Louie had asked me if I had learned anything out there alone, and I had quipped that I was alarmed at how fast I had got use to the taste of my own recycled water. Emboldened by his polite chuckle, I told them about my identity crisis, how I died, that creak and being remade as a copy (Day 5), adding, "after all we already synthesize ammo, fuel and limpets."
Louie pondered for a moment before responding. "Maybe you could scale it up for a ship, but something living... and anyway you are missing the important part."
Feeling I was walking into a trap, I still had to ask, "which is?"
"If they did have that technology, why would they waste it on your scrawny arse?!"
Much as I wanted to come back with a good argument, all I could manage was, "it isn't that scrawny!" Which just moved him from grinning to laughing.
So it caught us both by surprise when Stein spoke. "Monkeys are expensive!"
To say Stein is quiet would be an understatement, he doesn't speak unless he has to, and when he does, he doesn't bother with the beginning or the middle of sentences. His words left us staring at him in bemusement, while he just stared back as if trying to burn away the dense clouds around our brains.
Finally with a sigh, a real heart felt sigh, he was forced to add, 'Commanders are cheap!"
Louie looked genuinely surprised. "Damn, he's got a point! Commanders are a dime a dozen, and they have all their data being constantly recorded. If they were dead already, nobody would know if they got brought back inside out."

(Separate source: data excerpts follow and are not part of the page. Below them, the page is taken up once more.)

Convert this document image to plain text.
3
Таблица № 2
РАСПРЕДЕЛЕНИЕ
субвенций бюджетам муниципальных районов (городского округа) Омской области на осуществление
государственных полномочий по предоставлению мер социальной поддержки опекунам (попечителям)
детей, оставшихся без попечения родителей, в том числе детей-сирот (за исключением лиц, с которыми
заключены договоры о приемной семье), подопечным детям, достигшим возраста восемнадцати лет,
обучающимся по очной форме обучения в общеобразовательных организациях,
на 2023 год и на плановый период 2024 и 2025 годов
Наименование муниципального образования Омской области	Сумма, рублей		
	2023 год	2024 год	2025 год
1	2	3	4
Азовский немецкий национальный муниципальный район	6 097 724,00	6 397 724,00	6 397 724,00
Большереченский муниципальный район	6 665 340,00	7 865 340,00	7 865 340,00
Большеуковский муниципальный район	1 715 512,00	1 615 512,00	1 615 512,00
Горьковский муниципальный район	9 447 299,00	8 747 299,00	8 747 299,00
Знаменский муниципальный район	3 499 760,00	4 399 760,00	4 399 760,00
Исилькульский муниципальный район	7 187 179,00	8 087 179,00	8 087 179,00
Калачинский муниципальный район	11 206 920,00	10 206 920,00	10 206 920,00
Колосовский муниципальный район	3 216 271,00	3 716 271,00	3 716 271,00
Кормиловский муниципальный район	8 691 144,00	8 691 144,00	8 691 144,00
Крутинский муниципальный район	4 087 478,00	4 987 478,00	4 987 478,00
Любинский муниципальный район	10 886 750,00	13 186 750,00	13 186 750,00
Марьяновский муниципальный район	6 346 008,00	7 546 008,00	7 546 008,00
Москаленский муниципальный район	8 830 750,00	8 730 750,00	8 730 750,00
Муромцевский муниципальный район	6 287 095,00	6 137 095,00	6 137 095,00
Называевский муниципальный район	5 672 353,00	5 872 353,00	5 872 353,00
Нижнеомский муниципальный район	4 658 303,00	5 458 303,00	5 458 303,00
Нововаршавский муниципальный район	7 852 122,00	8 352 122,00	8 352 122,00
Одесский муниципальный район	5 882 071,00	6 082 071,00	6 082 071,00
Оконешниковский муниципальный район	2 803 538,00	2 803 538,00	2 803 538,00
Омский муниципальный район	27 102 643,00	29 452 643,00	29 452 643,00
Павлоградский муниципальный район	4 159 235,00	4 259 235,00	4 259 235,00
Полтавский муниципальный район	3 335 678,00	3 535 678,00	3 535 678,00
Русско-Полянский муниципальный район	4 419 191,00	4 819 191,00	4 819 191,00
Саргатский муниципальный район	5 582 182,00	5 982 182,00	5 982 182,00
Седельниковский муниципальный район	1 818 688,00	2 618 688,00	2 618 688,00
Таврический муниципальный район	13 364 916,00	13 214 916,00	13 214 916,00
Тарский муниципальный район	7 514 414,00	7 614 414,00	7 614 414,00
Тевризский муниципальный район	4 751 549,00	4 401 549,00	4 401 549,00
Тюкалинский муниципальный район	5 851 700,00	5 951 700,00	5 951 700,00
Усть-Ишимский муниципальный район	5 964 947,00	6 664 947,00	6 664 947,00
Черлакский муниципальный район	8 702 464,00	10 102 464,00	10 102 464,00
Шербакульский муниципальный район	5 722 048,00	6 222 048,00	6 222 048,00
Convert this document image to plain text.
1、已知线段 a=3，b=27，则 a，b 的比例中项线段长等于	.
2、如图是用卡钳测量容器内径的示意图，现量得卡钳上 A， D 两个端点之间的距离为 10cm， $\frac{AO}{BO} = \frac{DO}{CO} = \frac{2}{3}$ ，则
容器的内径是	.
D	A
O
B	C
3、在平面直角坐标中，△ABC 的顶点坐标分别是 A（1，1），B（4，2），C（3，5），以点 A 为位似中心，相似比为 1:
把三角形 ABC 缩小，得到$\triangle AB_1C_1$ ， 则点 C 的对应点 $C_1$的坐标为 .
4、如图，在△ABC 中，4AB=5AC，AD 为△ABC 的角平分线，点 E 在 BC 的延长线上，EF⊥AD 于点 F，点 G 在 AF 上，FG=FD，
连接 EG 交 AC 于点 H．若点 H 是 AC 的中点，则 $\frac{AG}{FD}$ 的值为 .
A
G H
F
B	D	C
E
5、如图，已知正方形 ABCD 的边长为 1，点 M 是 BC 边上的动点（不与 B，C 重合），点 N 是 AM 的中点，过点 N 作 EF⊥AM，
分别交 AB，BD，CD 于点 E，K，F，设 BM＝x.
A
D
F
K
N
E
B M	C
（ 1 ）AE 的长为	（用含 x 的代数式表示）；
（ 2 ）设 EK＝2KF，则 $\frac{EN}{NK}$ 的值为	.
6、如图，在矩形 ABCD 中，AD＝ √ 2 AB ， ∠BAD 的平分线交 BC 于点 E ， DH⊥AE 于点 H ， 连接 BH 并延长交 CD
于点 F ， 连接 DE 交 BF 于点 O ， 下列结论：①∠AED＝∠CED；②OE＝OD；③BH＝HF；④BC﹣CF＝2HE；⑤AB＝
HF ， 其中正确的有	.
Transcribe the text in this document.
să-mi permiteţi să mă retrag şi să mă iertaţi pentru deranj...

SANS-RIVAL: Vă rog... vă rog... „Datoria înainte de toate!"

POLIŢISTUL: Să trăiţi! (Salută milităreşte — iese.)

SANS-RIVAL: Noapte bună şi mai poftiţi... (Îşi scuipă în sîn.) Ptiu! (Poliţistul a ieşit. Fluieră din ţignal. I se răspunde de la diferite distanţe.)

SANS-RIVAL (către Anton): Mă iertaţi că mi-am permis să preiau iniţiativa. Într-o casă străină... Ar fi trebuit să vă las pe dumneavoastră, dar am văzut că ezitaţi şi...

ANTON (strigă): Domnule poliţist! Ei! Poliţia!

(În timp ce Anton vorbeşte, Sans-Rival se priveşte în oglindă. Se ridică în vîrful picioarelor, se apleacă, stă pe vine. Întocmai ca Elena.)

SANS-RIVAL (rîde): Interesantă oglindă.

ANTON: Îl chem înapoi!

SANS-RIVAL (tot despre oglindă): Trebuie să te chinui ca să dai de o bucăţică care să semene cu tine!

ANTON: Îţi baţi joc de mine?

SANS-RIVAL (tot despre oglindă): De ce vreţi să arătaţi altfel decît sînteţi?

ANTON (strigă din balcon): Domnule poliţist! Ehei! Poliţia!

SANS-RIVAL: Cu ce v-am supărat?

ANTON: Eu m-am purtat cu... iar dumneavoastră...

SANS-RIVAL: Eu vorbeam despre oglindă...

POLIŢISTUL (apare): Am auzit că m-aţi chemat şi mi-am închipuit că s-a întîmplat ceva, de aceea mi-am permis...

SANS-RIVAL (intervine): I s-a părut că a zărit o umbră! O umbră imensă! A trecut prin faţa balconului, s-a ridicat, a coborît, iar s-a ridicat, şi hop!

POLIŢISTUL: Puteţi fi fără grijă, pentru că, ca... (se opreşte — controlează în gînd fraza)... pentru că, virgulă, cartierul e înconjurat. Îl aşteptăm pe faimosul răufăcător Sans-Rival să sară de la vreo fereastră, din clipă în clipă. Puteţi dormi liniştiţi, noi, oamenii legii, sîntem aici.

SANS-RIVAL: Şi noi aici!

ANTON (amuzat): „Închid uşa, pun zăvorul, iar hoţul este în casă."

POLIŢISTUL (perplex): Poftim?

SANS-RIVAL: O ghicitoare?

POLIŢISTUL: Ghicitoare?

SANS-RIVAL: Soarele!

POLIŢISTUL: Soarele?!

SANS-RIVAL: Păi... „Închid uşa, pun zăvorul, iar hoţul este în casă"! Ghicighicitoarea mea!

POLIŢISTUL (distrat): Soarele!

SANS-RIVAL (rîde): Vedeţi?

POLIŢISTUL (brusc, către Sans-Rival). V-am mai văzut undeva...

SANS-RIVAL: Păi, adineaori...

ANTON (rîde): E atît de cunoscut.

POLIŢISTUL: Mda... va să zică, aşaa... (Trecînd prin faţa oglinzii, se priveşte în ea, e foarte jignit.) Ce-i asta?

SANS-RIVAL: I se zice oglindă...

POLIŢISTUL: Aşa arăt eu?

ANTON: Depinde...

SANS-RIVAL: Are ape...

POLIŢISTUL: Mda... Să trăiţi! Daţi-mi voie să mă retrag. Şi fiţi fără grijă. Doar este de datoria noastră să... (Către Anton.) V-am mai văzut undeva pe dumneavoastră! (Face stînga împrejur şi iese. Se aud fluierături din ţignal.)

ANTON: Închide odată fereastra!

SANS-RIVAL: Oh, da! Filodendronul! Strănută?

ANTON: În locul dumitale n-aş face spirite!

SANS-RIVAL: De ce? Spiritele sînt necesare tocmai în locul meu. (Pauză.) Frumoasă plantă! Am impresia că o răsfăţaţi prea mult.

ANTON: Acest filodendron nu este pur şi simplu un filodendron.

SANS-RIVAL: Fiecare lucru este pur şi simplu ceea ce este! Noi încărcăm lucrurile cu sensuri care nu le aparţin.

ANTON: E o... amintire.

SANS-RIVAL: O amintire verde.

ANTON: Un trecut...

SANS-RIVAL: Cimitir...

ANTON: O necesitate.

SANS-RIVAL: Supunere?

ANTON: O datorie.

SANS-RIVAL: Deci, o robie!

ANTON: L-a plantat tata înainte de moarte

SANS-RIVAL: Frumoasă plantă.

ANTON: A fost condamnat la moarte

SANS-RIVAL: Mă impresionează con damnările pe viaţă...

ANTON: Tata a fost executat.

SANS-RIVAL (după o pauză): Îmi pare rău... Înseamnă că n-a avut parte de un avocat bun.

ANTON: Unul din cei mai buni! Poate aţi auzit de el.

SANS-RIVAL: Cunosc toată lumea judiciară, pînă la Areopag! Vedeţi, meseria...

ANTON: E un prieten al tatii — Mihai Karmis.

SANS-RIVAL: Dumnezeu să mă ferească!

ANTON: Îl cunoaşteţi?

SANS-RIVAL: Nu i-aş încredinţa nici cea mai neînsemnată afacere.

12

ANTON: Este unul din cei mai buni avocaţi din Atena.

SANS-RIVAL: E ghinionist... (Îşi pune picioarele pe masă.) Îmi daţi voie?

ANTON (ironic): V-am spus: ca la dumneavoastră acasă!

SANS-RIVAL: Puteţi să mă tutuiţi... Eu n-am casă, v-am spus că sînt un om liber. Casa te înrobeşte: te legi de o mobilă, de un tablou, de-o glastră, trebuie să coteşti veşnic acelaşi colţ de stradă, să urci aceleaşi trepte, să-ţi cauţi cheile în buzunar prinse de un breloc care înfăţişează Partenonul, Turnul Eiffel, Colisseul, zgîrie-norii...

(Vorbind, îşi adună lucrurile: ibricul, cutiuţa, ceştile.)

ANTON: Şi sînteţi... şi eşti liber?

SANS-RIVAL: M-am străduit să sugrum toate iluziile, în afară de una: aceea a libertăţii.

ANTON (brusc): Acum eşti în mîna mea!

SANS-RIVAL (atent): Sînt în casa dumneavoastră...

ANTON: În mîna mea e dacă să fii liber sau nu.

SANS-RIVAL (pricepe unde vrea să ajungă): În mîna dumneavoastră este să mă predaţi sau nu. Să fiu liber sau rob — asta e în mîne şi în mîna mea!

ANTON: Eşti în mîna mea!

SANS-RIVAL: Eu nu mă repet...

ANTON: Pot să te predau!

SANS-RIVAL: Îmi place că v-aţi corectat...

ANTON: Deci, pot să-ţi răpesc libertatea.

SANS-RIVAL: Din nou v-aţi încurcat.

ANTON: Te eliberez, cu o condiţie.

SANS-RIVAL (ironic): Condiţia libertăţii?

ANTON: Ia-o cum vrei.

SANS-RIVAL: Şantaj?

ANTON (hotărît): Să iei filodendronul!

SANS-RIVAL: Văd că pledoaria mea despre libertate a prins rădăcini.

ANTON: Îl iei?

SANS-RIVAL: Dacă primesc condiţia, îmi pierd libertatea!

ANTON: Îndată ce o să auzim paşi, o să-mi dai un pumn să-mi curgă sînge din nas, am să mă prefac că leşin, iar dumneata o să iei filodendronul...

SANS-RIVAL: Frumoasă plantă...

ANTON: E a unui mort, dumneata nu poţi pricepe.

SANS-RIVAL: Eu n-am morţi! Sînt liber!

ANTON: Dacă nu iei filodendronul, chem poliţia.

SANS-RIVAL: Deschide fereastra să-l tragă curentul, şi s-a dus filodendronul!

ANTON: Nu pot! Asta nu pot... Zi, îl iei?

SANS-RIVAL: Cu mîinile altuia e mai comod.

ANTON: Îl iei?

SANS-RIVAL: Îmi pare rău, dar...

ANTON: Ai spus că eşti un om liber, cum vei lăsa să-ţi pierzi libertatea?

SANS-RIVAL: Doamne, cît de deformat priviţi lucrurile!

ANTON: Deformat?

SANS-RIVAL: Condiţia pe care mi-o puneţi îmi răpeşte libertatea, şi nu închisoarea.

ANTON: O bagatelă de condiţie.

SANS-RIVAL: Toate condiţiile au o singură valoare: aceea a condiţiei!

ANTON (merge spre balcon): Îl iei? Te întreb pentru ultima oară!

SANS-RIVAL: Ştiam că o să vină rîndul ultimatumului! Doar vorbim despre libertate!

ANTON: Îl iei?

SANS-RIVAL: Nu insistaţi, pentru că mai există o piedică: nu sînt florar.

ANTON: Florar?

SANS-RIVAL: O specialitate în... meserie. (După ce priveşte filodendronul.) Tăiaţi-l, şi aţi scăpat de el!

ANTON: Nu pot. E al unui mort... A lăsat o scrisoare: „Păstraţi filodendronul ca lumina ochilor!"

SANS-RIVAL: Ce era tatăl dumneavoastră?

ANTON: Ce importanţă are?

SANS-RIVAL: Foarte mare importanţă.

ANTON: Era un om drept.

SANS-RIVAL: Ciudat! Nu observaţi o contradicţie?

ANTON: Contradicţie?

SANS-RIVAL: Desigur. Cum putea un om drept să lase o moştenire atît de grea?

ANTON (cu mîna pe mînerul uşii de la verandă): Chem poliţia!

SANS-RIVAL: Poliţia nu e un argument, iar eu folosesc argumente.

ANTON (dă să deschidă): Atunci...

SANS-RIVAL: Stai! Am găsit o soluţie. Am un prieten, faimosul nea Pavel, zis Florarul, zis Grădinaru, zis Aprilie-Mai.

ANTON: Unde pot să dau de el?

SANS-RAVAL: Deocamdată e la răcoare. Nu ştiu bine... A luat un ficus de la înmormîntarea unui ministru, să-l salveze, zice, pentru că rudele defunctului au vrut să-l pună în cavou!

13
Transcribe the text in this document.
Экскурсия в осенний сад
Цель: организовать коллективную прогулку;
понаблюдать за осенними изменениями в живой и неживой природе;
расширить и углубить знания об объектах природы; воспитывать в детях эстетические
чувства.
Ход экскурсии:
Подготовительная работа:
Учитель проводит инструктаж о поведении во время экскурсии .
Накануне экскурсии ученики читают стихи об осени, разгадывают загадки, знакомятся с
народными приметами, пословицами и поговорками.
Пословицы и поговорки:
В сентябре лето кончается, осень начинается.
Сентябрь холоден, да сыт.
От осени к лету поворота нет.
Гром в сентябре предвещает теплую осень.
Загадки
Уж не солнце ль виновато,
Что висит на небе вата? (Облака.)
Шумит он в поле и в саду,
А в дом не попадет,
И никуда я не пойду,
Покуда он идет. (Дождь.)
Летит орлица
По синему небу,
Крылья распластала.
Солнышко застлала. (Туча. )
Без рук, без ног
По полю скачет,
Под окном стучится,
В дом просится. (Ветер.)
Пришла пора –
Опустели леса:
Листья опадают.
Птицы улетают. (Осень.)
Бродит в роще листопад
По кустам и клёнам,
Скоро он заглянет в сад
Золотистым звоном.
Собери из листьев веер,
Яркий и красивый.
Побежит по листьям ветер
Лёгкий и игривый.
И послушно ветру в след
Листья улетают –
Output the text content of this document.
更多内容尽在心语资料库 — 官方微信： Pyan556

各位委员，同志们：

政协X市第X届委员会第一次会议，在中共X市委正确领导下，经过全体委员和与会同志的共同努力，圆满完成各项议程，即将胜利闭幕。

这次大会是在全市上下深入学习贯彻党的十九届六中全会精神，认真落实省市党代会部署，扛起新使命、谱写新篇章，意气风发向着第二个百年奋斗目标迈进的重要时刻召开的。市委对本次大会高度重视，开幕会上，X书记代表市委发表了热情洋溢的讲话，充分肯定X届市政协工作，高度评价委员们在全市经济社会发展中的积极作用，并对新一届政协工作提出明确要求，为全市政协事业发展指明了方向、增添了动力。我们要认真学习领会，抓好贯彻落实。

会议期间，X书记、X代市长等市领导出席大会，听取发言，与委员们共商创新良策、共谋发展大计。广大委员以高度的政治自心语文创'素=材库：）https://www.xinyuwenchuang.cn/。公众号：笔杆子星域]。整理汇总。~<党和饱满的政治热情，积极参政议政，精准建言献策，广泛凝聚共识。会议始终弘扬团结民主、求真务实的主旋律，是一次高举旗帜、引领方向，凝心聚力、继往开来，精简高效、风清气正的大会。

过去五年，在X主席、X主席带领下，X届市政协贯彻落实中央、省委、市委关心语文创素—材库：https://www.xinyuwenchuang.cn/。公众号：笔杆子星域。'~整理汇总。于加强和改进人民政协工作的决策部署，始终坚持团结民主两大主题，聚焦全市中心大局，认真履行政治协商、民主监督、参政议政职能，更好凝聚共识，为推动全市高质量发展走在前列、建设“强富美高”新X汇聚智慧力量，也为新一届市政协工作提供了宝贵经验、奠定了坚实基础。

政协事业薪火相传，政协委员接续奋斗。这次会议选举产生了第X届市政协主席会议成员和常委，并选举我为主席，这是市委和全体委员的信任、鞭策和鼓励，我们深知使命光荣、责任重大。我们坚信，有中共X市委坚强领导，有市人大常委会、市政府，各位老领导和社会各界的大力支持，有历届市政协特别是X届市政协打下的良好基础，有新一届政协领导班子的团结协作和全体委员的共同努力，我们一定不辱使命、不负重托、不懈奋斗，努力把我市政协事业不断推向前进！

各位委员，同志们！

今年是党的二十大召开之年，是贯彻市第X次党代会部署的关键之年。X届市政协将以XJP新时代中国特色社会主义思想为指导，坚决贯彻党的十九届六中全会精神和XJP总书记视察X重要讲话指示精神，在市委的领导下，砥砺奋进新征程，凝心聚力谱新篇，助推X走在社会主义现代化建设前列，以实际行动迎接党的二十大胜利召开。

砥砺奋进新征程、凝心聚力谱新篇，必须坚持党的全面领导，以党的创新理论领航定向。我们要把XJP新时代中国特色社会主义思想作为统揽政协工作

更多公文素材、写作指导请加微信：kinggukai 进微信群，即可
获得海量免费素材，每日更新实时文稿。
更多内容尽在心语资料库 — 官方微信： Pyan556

Feeling the conversation was swinging my way, I took the chance to tell them about Lucky, the drunk who had been shot down, and rescued too many times, and how he had told me we were all just 0s and 1s.
"Poor sod! Looked behind the curtain." Stein surprised us again, this time with an almost emotional response.
I was still mulling over the Oz reference when Louie commented "I think that has to be a record!" To which I couldn't help but add, "in sentences, words or syllables?" Under Stein's scowls the banter went back and forward, and the moment to pry an insight from him was sadly lost.
When I left a few days later Louie presented me with a tinfoil hat, telling me to make sure I didn't remove it, as it wouldn't take long to scan my brain. Stein was there as well, he didn't say anything, his presence alone said enough. I gave them a bottle of Lavian Brandy I had pinched from Didi Vaterman, they would enjoy it, and it wasn't as if she would miss it.
This isn't the end of my journey, but it is my last logbook entry, all this thinking and writing can't be good for me.
"Now this is not the end. It is not even the beginning of the end. But it is, perhaps, the end of the beginning."